Bloomberg also reports Erdogan’s denial of the Armenian genocide but doesn’t reference the Turkish PM’s reference to culture.
Asked about the massacre of Armenians in Turkey in 1915, Erdogan said Armenia should open its archives on the period.
”There was no genocide and there is no way we can accept this,” Erdogan said, adding that declarations of some western parliaments that the killing of Armenians had been a genocide ”is not acceptable.” The parliaments of France and a number of other countries have passed resolutions declaring the Armenian massacres were genocide.
Ironically, the automated Google ad on the TurkishPress.com page on Erdogan’s nationalist comments links to the DNA Ancestry Project. Perhaps Mr. Erdogan should form an international commission to prove that it is not in Turkish DNA to commit genocide.
Interestingly, the topic of being capable of committing genocide was in the Armenian press last week. A Hetq.am columnist askes (in Armenian) whether Armenians are capable of genocide and argues that Armenia’s poor democratic record, the government’s treatment of its people and the people’s treatment of each other (especially on regional basis) suggests that Armenians are, indeed, capable of genocide.

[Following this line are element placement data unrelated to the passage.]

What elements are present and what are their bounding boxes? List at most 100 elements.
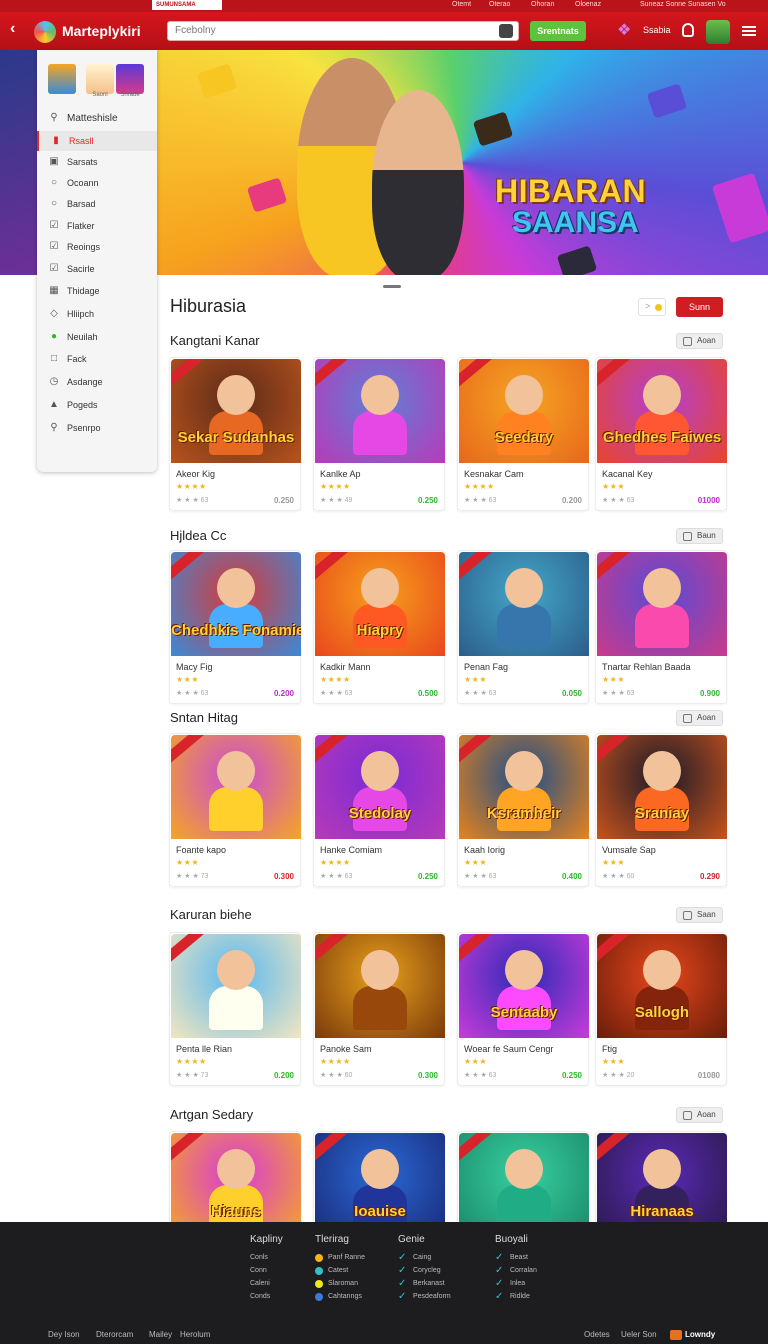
footer-link[interactable]: Conls — [250, 1251, 283, 1264]
game-card[interactable]: Seedary Kesnakar Cam ★★★★ ★ ★ ★ 63 0.200 — [457, 357, 589, 511]
game-card[interactable]: Sallogh Ftig ★★★ ★ ★ ★ 20 01080 — [595, 932, 727, 1086]
game-thumbnail[interactable]: Seedary — [459, 359, 589, 463]
game-card[interactable]: Stedolay Hanke Comiam ★★★★ ★ ★ ★ 63 0.250 — [313, 733, 445, 887]
sidebar-search[interactable]: ⚲ Matteshisle — [37, 108, 157, 128]
sidebar-item[interactable]: ⚲ Psenrpo — [37, 418, 157, 438]
footer-link[interactable]: Conn — [250, 1264, 283, 1277]
game-thumbnail[interactable]: Hiapry — [315, 552, 445, 656]
sidebar-thumb[interactable] — [86, 64, 114, 94]
sidebar-item[interactable]: ○ Ocoann — [37, 173, 157, 193]
game-thumbnail[interactable]: Chedhkis Fonamie — [171, 552, 301, 656]
footer-brand[interactable]: Lowndy — [670, 1330, 715, 1340]
game-thumbnail[interactable] — [171, 735, 301, 839]
game-thumbnail[interactable]: Sekar Sudanhas — [171, 359, 301, 463]
game-card[interactable]: Foante kapo ★★★ ★ ★ ★ 73 0.300 — [169, 733, 301, 887]
primary-button[interactable]: Sunn — [676, 297, 723, 317]
footer-link[interactable]: Caleni — [250, 1277, 283, 1290]
footer-link[interactable]: Panf Ranne — [315, 1251, 365, 1264]
footer-link[interactable]: ✓ Inlea — [495, 1277, 537, 1290]
sidebar-item[interactable]: ▲ Pogeds — [37, 395, 157, 415]
sidebar-item[interactable]: ▦ Thidage — [37, 281, 157, 301]
search-input[interactable]: Fcebolny — [167, 21, 519, 41]
sidebar-item[interactable]: ● Neuilah — [37, 327, 157, 347]
back-arrow-icon[interactable]: ‹ — [10, 20, 15, 38]
game-thumbnail[interactable]: Sentaaby — [459, 934, 589, 1038]
sidebar-item[interactable]: ☑ Flatker — [37, 216, 157, 236]
footer-link[interactable]: Conds — [250, 1290, 283, 1303]
review-count: ★ ★ ★ 60 — [320, 1072, 353, 1079]
game-card[interactable]: Panoke Sam ★★★★ ★ ★ ★ 60 0.300 — [313, 932, 445, 1086]
sidebar-item[interactable]: ☑ Reoings — [37, 237, 157, 257]
footer-link[interactable]: ✓ Ridlde — [495, 1290, 537, 1303]
section-view-all-button[interactable]: Aoan — [676, 710, 723, 726]
gamepad-icon[interactable]: ❖ — [617, 23, 635, 39]
footer-link[interactable]: ✓ Caing — [398, 1251, 451, 1264]
sidebar-item[interactable]: □ Fack — [37, 349, 157, 369]
section-view-all-button[interactable]: Aoan — [676, 333, 723, 349]
user-avatar[interactable] — [706, 20, 730, 44]
game-thumbnail[interactable]: Sraniay — [597, 735, 727, 839]
footer-bottom-link[interactable]: Herolum — [180, 1330, 210, 1339]
game-card[interactable]: Tnartar Rehlan Baada ★★★ ★ ★ ★ 63 0.900 — [595, 550, 727, 704]
sidebar-item[interactable]: ○ Barsad — [37, 194, 157, 214]
game-card[interactable]: Sraniay Vumsafe Sap ★★★ ★ ★ ★ 60 0.290 — [595, 733, 727, 887]
top-strip-link[interactable]: Ohoran — [531, 0, 554, 10]
menu-icon[interactable] — [742, 26, 756, 36]
sidebar-item-home[interactable]: ▮ Rsasll — [37, 131, 157, 151]
section-view-all-button[interactable]: Aoan — [676, 1107, 723, 1123]
top-strip-badge[interactable]: SUMUNSAMA — [152, 0, 222, 10]
footer-link[interactable]: ✓ Corycleg — [398, 1264, 451, 1277]
game-card[interactable]: Penan Fag ★★★ ★ ★ ★ 63 0.050 — [457, 550, 589, 704]
section-view-all-button[interactable]: Saan — [676, 907, 723, 923]
footer-link[interactable]: ✓ Pesdeaform — [398, 1290, 451, 1303]
footer-link[interactable]: Catest — [315, 1264, 365, 1277]
game-thumbnail[interactable] — [315, 934, 445, 1038]
header-action-button[interactable]: Srentnats — [530, 21, 586, 41]
game-card[interactable]: Ghedhes Faiwes Kacanal Key ★★★ ★ ★ ★ 63 0100… — [595, 357, 727, 511]
game-thumbnail[interactable] — [597, 552, 727, 656]
sidebar-item[interactable]: ☑ Sacirle — [37, 259, 157, 279]
game-card[interactable]: Ksramheir Kaah Iorig ★★★ ★ ★ ★ 63 0.400 — [457, 733, 589, 887]
game-thumbnail[interactable]: Ghedhes Faiwes — [597, 359, 727, 463]
game-card[interactable]: Kanlke Ap ★★★★ ★ ★ ★ 49 0.250 — [313, 357, 445, 511]
notification-bell-icon[interactable] — [682, 23, 694, 37]
top-strip-link[interactable]: Otemt — [452, 0, 471, 10]
game-card[interactable]: Penta lle Rian ★★★★ ★ ★ ★ 73 0.200 — [169, 932, 301, 1086]
footer-link[interactable]: ✓ Berkanast — [398, 1277, 451, 1290]
app-logo-icon[interactable] — [34, 21, 56, 43]
game-card[interactable]: Hiapry Kadkir Mann ★★★★ ★ ★ ★ 63 0.500 — [313, 550, 445, 704]
character-figure — [209, 787, 263, 831]
game-thumbnail[interactable] — [171, 934, 301, 1038]
search-avatar-icon[interactable] — [499, 24, 513, 38]
top-strip-link[interactable]: Oterao — [489, 0, 510, 10]
footer-bottom-link[interactable]: Odetes — [584, 1330, 610, 1339]
footer-link[interactable]: ✓ Beast — [495, 1251, 537, 1264]
search-placeholder: Fcebolny — [175, 25, 216, 36]
top-strip-link[interactable]: Oloenaz — [575, 0, 601, 10]
footer-link[interactable]: Slaroman — [315, 1277, 365, 1290]
user-label[interactable]: Ssabia — [643, 25, 671, 35]
footer-bottom-link[interactable]: Ueler Son — [621, 1330, 657, 1339]
section-view-all-button[interactable]: Baun — [676, 528, 723, 544]
footer-bottom-link[interactable]: Dey Ison — [48, 1330, 80, 1339]
sidebar-item[interactable]: ▣ Sarsats — [37, 152, 157, 172]
sidebar-thumb[interactable] — [116, 64, 144, 94]
game-thumbnail[interactable]: Stedolay — [315, 735, 445, 839]
footer-link[interactable]: Cahtanngs — [315, 1290, 365, 1303]
game-thumbnail[interactable] — [315, 359, 445, 463]
filter-toggle[interactable]: > — [638, 298, 666, 316]
game-thumbnail[interactable] — [459, 552, 589, 656]
sidebar-item[interactable]: ◇ Hliipch — [37, 304, 157, 324]
game-card[interactable]: Sentaaby Woear fe Saum Cengr ★★★ ★ ★ ★ 63 0.… — [457, 932, 589, 1086]
sidebar-thumb[interactable] — [48, 64, 76, 94]
sidebar-item[interactable]: ◷ Asdange — [37, 372, 157, 392]
game-card[interactable]: Sekar Sudanhas Akeor Kig ★★★★ ★ ★ ★ 63 0.250 — [169, 357, 301, 511]
top-strip-promo[interactable]: Suneaz Sonne Sunasen Vo — [640, 0, 726, 10]
carousel-handle[interactable] — [383, 285, 401, 288]
footer-bottom-link[interactable]: Mailey — [149, 1330, 172, 1339]
footer-bottom-link[interactable]: Dterorcam — [96, 1330, 133, 1339]
game-thumbnail[interactable]: Sallogh — [597, 934, 727, 1038]
footer-link[interactable]: ✓ Corralan — [495, 1264, 537, 1277]
game-card[interactable]: Chedhkis Fonamie Macy Fig ★★★ ★ ★ ★ 63 0.200 — [169, 550, 301, 704]
game-thumbnail[interactable]: Ksramheir — [459, 735, 589, 839]
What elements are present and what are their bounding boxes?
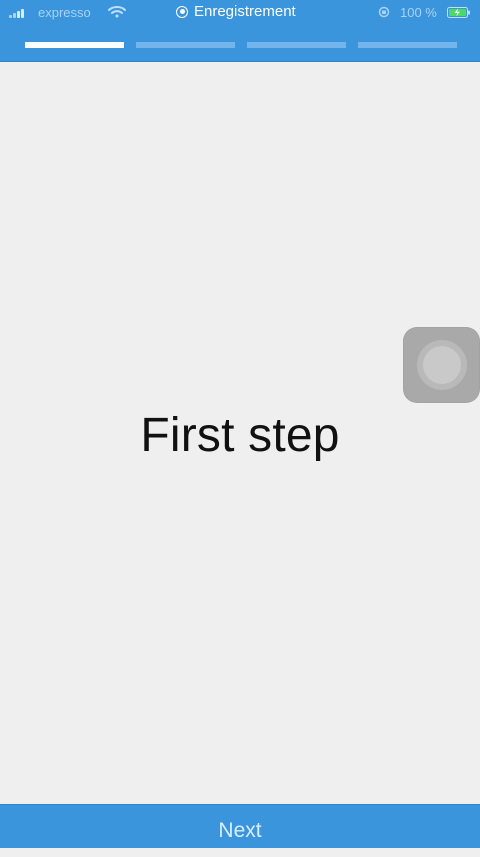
recording-indicator: Enregistrement (176, 3, 296, 20)
battery-percent: 100 % (400, 5, 437, 20)
status-bar: expresso Enregistrement 100 % (0, 0, 480, 24)
next-button[interactable]: Next (0, 804, 480, 848)
recording-label: Enregistrement (194, 3, 296, 20)
progress-step-3 (247, 42, 346, 48)
progress-step-1 (25, 42, 124, 48)
wifi-icon (108, 5, 126, 19)
battery-charging-icon (447, 6, 471, 18)
step-progress-bar (0, 42, 480, 48)
assistive-touch-icon[interactable] (403, 327, 480, 403)
rotation-lock-icon (378, 6, 390, 18)
progress-step-2 (136, 42, 235, 48)
carrier-label: expresso (38, 5, 91, 20)
signal-bars-icon (9, 8, 29, 18)
progress-step-4 (358, 42, 457, 48)
record-dot-icon (176, 5, 188, 18)
top-header: expresso Enregistrement 100 % (0, 0, 480, 62)
page-title: First step (140, 409, 340, 462)
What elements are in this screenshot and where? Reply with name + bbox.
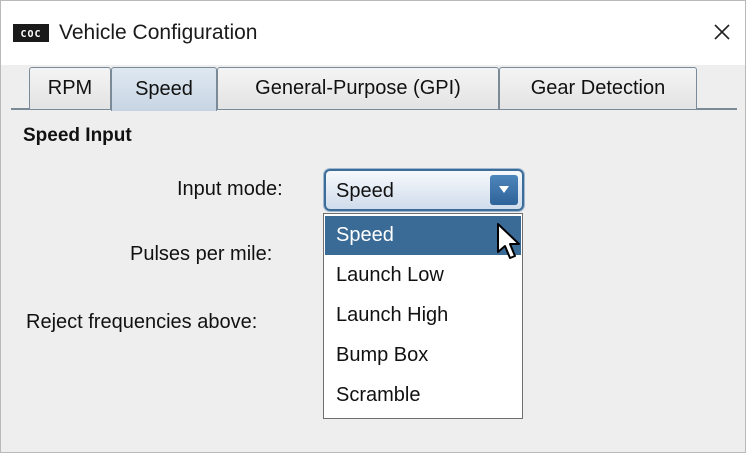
chevron-down-icon (499, 186, 509, 193)
title-bar: COC Vehicle Configuration (1, 1, 745, 65)
tab-label: Gear Detection (530, 77, 666, 99)
coc-logo-icon: COC (13, 24, 49, 42)
input-mode-dropdown-list: Speed Launch Low Launch High Bump Box Sc… (323, 213, 523, 419)
input-mode-label: Input mode: (177, 178, 283, 200)
tab-general-purpose[interactable]: General-Purpose (GPI) (217, 67, 499, 109)
app-icon: COC (13, 24, 49, 42)
window-title: Vehicle Configuration (59, 21, 258, 44)
option-scramble[interactable]: Scramble (325, 376, 521, 415)
tab-label: Speed (135, 78, 193, 100)
option-launch-high[interactable]: Launch High (325, 296, 521, 335)
vehicle-configuration-window: COC Vehicle Configuration RPM Speed Gene… (0, 0, 746, 453)
mouse-pointer-icon (497, 223, 520, 259)
close-button[interactable] (707, 17, 737, 47)
tab-speed[interactable]: Speed (111, 67, 217, 111)
pulses-per-mile-label: Pulses per mile: (130, 243, 273, 265)
tab-rpm[interactable]: RPM (29, 67, 111, 109)
app-icon-text: COC (20, 29, 41, 40)
tab-label: RPM (47, 77, 93, 99)
option-bump-box[interactable]: Bump Box (325, 336, 521, 375)
tab-gear-detection[interactable]: Gear Detection (499, 67, 697, 109)
input-mode-value: Speed (336, 180, 394, 202)
option-launch-low[interactable]: Launch Low (325, 256, 521, 295)
tab-label: General-Purpose (GPI) (255, 77, 461, 99)
input-mode-select[interactable]: Speed (324, 169, 524, 211)
dropdown-arrow-button[interactable] (490, 175, 518, 205)
option-speed[interactable]: Speed (325, 216, 521, 255)
section-title: Speed Input (23, 125, 132, 146)
close-icon (714, 24, 730, 40)
reject-frequencies-label: Reject frequencies above: (26, 311, 258, 333)
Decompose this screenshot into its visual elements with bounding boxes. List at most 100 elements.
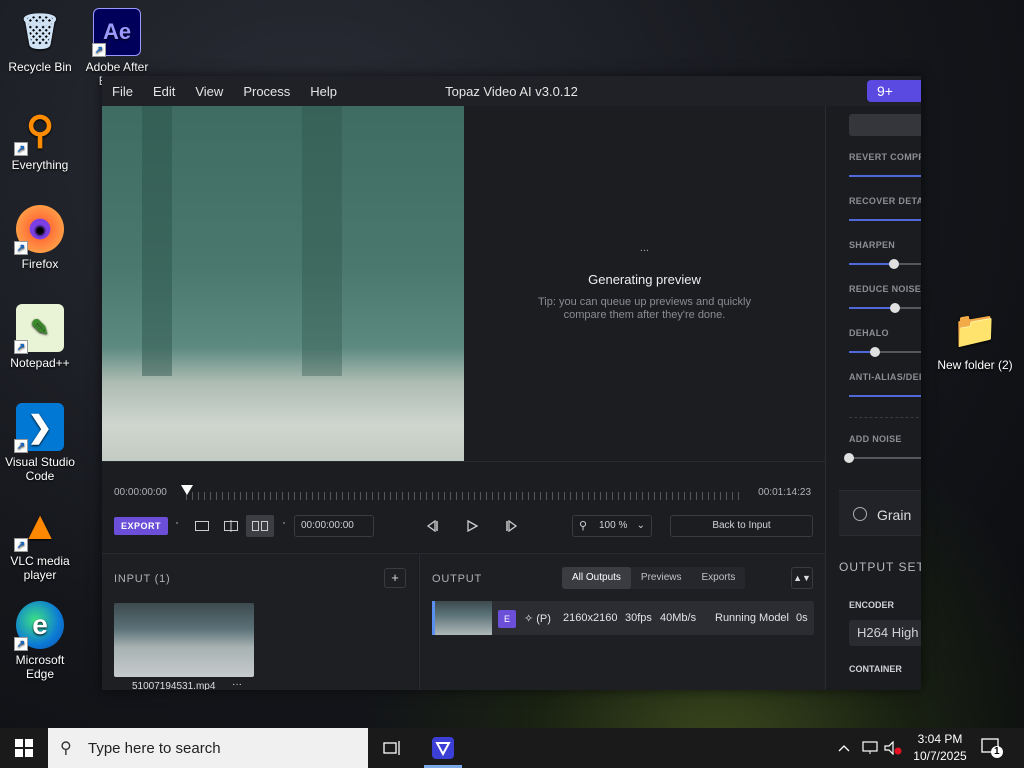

In terms of Armenia’s largest minorities, especially the Yezidis, the author says that they have been denied opportunity to be part of Armenia’s socio-economic culture and are, thus, not “important” enough to be considered for elimination. (I must add that Armenians have committed cultural genocide against the Roma (“Gypsies”) who are known in Armenian as “Bosha” – but almost every Armenian thinks Bosha is an insult and not an ethnic group.)
So, Mr. Erdogan, if you consider Turks human (and you should) then they are, too, capable of genocide.